Tuesday, December 6, 2022

Nigeria To Introduce HPV Vaccine, Routine Immunisation

Covax COVID-19 Vaccine

The Federal Ministry of Health (FMOH) has said it will soon introduce the human papillomavirus (HPV) into its routine immunisation (RI) programme.

The Minister of Health, Dr. Osagie Ehanire disclosed this today, October 6, 2022, in Abuja, at the quarterly review meeting of the Northern Traditional Leaders Committee on Primary Health Care Delivery (NTLC).

Science Nigeria reports that the HPV vaccines are vaccines that prevent infection by certain types of human papillomavirus. 

Available HPV vaccines protect against either two, four or nine types of HPV. 

All HPV vaccines protect against at least HPV types 16 and 18, which cause the greatest risk of cervical cancer. 

Ehanire said the country’s health indices in the northern part of the country show remarkable progress, especially in polio eradication and routine immunisation. 

“We will remain eternally grateful to your Eminence and all traditional leaders for this steady progress,” he said. 

The minister, however, said that the country is still not at optimal performance yet. 

“We still have a lot of work to do to achieve our collective goal of bequeathing a primary health care (PHC) system that is responsive to the needs of the people.

“We need to further strengthen our community engagement through your royal highnesses to ensure that our people, especially the most vulnerable, are protected by being fully vaccinated against polio, COVID-19 and other childhood diseases,” he said. 

According to him, for a disease like COVID-19, developing herd immunity without having a vaccine would be devastating.

The chairman of NTLC and Emir of Argungu, HRH, Alhaji Samaila Mera said that the spread of circulating vaccine-derived poliovirus type 2 (cVDPV2) posed great concern. 

Mera said that the country must not relent in ensuring that it mobilises, educate and create demand for vaccines against all vaccines preventable diseases.

Also, he urged the Federal Government to do more in building the confidence of Nigerians. 

The WHO Country Representative in Nigeria, Dr. Walter Kazadi Mulombo said it is necessary for the country to achieve herd immunity against COVID-19. 

Mulombo, who was represented by deputy country representative, Dr Alex Chimbaru said that this could only happen through vaccination across the country to prevent SARS-CoV-2. 

He said that the country must ensure to get to its achieved herd immunity goal of 70 per cent of its population by December 2022. 

Also speaking, the representative of UNICEF Nigeria, Dr. Eduardo Celades Blanco said that, although the country’s immunisation programme has improved, more needs to be done. 
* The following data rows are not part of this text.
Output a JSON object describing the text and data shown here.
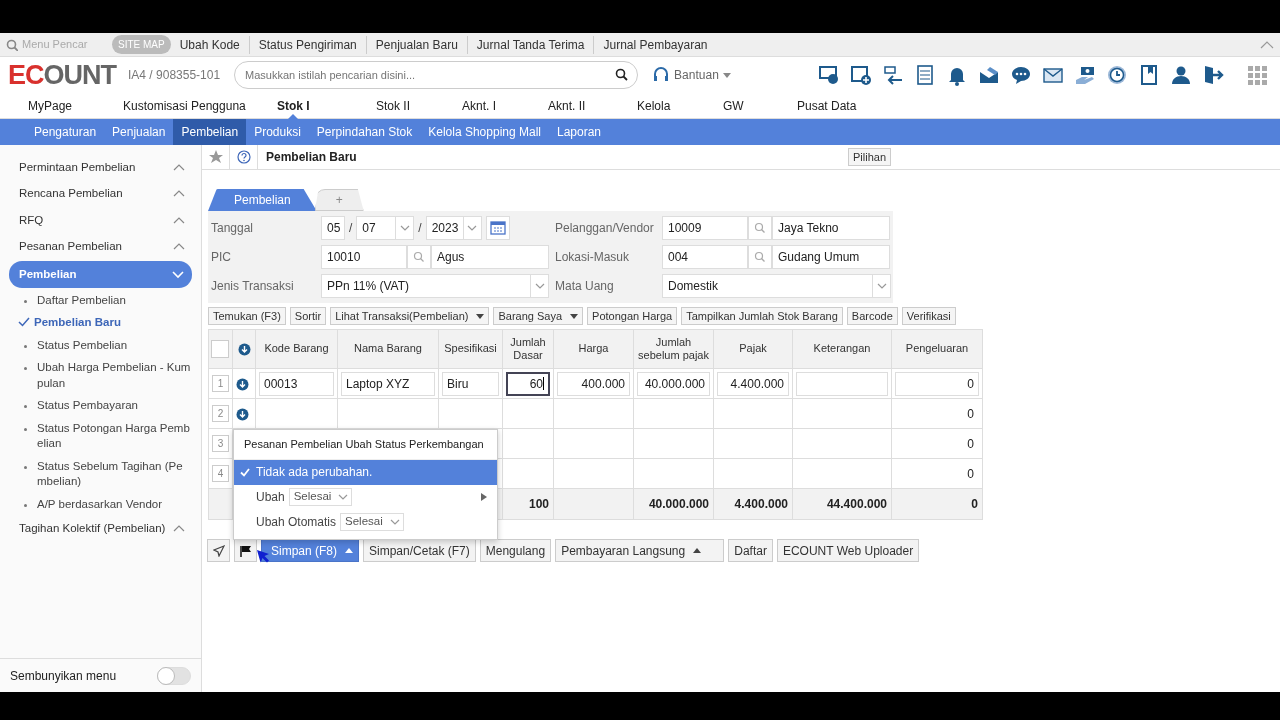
{
  "quick_bar": {
    "search_placeholder": "Menu Pencar",
    "site_map": "SITE MAP",
    "links": [
      "Ubah Kode",
      "Status Pengiriman",
      "Penjualan Baru",
      "Jurnal Tanda Terima",
      "Jurnal Pembayaran"
    ]
  },
  "header": {
    "logo": "ECOUNT",
    "account": "IA4 / 908355-101",
    "search": {
      "placeholder": "Masukkan istilah pencarian disini..."
    },
    "help": "Bantuan"
  },
  "main_menu": [
    {
      "label": "MyPage",
      "selected": false
    },
    {
      "label": "Kustomisasi Pengguna",
      "selected": false
    },
    {
      "label": "Stok I",
      "selected": true
    },
    {
      "label": "Stok II",
      "selected": false
    },
    {
      "label": "Aknt. I",
      "selected": false
    },
    {
      "label": "Aknt. II",
      "selected": false
    },
    {
      "label": "Kelola",
      "selected": false
    },
    {
      "label": "GW",
      "selected": false
    },
    {
      "label": "Pusat Data",
      "selected": false
    }
  ],
  "sub_menu": [
    {
      "label": "Pengaturan",
      "selected": false
    },
    {
      "label": "Penjualan",
      "selected": false
    },
    {
      "label": "Pembelian",
      "selected": true
    },
    {
      "label": "Produksi",
      "selected": false
    },
    {
      "label": "Perpindahan Stok",
      "selected": false
    },
    {
      "label": "Kelola Shopping Mall",
      "selected": false
    },
    {
      "label": "Laporan",
      "selected": false
    }
  ],
  "sidebar": {
    "items": [
      {
        "label": "Permintaan Pembelian",
        "selected": false,
        "expanded": false
      },
      {
        "label": "Rencana Pembelian",
        "selected": false,
        "expanded": false
      },
      {
        "label": "RFQ",
        "selected": false,
        "expanded": false
      },
      {
        "label": "Pesanan Pembelian",
        "selected": false,
        "expanded": false
      },
      {
        "label": "Pembelian",
        "selected": true,
        "expanded": true,
        "children": [
          {
            "label": "Daftar Pembelian",
            "selected": false
          },
          {
            "label": "Pembelian Baru",
            "selected": true
          },
          {
            "label": "Status Pembelian",
            "selected": false
          },
          {
            "label": "Ubah Harga Pembelian - Kumpulan",
            "selected": false
          },
          {
            "label": "Status Pembayaran",
            "selected": false
          },
          {
            "label": "Status Potongan Harga Pembelian",
            "selected": false
          },
          {
            "label": "Status Sebelum Tagihan (Pembelian)",
            "selected": false
          },
          {
            "label": "A/P berdasarkan Vendor",
            "selected": false
          }
        ]
      },
      {
        "label": "Tagihan Kolektif (Pembelian)",
        "selected": false,
        "expanded": false
      }
    ],
    "hide_menu": {
      "label": "Sembunyikan menu",
      "on": false
    }
  },
  "page": {
    "title": "Pembelian Baru",
    "options_button": "Pilihan"
  },
  "tabs": [
    {
      "label": "Pembelian",
      "selected": true
    },
    {
      "label": "+",
      "selected": false
    }
  ],
  "form": {
    "fields": [
      {
        "kind": "date",
        "label": "Tanggal",
        "day": "05",
        "month": "07",
        "year": "2023",
        "separator": "/"
      },
      {
        "kind": "lookup",
        "label": "Pelanggan/Vendor",
        "code": "10009",
        "name": "Jaya Tekno"
      },
      {
        "kind": "lookup",
        "label": "PIC",
        "code": "10010",
        "name": "Agus"
      },
      {
        "kind": "lookup",
        "label": "Lokasi-Masuk",
        "code": "004",
        "name": "Gudang Umum"
      },
      {
        "kind": "select",
        "label": "Jenis Transaksi",
        "value": "PPn 11% (VAT)"
      },
      {
        "kind": "select",
        "label": "Mata Uang",
        "value": "Domestik"
      }
    ]
  },
  "toolbar": [
    {
      "label": "Temukan (F3)",
      "dropdown": false
    },
    {
      "label": "Sortir",
      "dropdown": false
    },
    {
      "label": "Lihat Transaksi(Pembelian)",
      "dropdown": true
    },
    {
      "label": "Barang Saya",
      "dropdown": true
    },
    {
      "label": "Potongan Harga",
      "dropdown": false
    },
    {
      "label": "Tampilkan Jumlah Stok Barang",
      "dropdown": false
    },
    {
      "label": "Barcode",
      "dropdown": false
    },
    {
      "label": "Verifikasi",
      "dropdown": false
    }
  ],
  "table": {
    "select_all": {
      "checked": false
    },
    "columns": [
      "Kode Barang",
      "Nama Barang",
      "Spesifikasi",
      "Jumlah Dasar",
      "Harga",
      "Jumlah sebelum pajak",
      "Pajak",
      "Keterangan",
      "Pengeluaran"
    ],
    "rows": [
      {
        "number": "1",
        "kind": "input",
        "cells": [
          "00013",
          "Laptop XYZ",
          "Biru",
          "60",
          "400.000",
          "40.000.000",
          "4.400.000",
          null,
          "0"
        ]
      },
      {
        "number": "2",
        "kind": "blank",
        "cells": [
          null,
          null,
          null,
          null,
          null,
          null,
          null,
          null,
          "0"
        ]
      },
      {
        "number": "3",
        "kind": "covered",
        "cells": [
          null,
          null,
          null,
          null,
          null,
          null,
          null,
          null,
          "0"
        ]
      },
      {
        "number": "4",
        "kind": "covered",
        "cells": [
          null,
          null,
          null,
          null,
          null,
          null,
          null,
          null,
          "0"
        ]
      }
    ],
    "totals": {
      "jumlah_dasar": "100",
      "jumlah_sebelum_pajak": "40.000.000",
      "pajak": "4.400.000",
      "keterangan": "44.400.000",
      "pengeluaran": "0"
    }
  },
  "status_popup": {
    "title": "Pesanan Pembelian Ubah Status Perkembangan",
    "options": [
      {
        "kind": "plain",
        "label": "Tidak ada perubahan.",
        "submenu": false,
        "selected": true
      },
      {
        "kind": "select",
        "label": "Ubah",
        "value": "Selesai",
        "submenu": true,
        "selected": false
      },
      {
        "kind": "select",
        "label": "Ubah Otomatis",
        "value": "Selesai",
        "submenu": false,
        "selected": false
      }
    ]
  },
  "actions": [
    {
      "label": "Simpan (F8)",
      "kind": "primary",
      "dropdown": true
    },
    {
      "label": "Simpan/Cetak (F7)",
      "kind": "plain",
      "dropdown": false
    },
    {
      "label": "Mengulang",
      "kind": "plain",
      "dropdown": false
    },
    {
      "label": "Pembayaran Langsung",
      "kind": "plain",
      "dropdown": true
    },
    {
      "label": "Daftar",
      "kind": "plain",
      "dropdown": false
    },
    {
      "label": "ECOUNT Web Uploader",
      "kind": "plain",
      "dropdown": false
    }
  ]
}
“We know, in Nigeria, that immunisation uptake was affected and several immunisation campaigns to prevent children from vaccine-preventable diseases were cancelled or postponed. 

“As a result, we are now seeing disease outbreaks including, vaccine-derived polio virus. There is much work to do ahead of us. 

“With your leadership and support, I am certain that the country can do a better, healthier and peaceful future for our children,” he said. 

Blanco stated that every dollar invested in the country’s PHC has $16 in returns. 

Meanwhile, the executive director, the National Primary Health Care Development Agency (NPHCDA), Dr. Faisal Shuaib said that the country has launched a SCALES 3.0 strategy. 

Shuaib said that the strategy is an intensive campaign focused on ramping up the uptake of COVID-19 vaccines, childhood vaccines and other PHC services at public and private health facilities, and mass vaccination sites nationwide.

He said the aim is to accelerate the COVID-19 vaccinations to mitigate infections. 

“Our modest achievements to date, such as the eradication of the Wild Poliovirus (WV) and the steady progress we are making in RI and COVID-19 vaccination would not have been possible without the commitment and sacrifices of the NTLC.

“We need to further strengthen our community engagement as the risk of polio is still very much with us. 

“Apart from the fact that we are still contending with the challenge of cVPV2, the re-emergence of WPV in some African countries shows that all countries are vulnerable until the virus is eradicated worldwide.” 

Shuaib said this reinforced the saying that, as long as polio is detected anywhere in the world, every child everywhere is at risk.

Recall that the quarterly review meeting of the paramount rulers under the umbrella body, NTLC, said they are determined to continue with their role of mass mobilisation and community engagement to boost population immunity and improve health indicators in the region.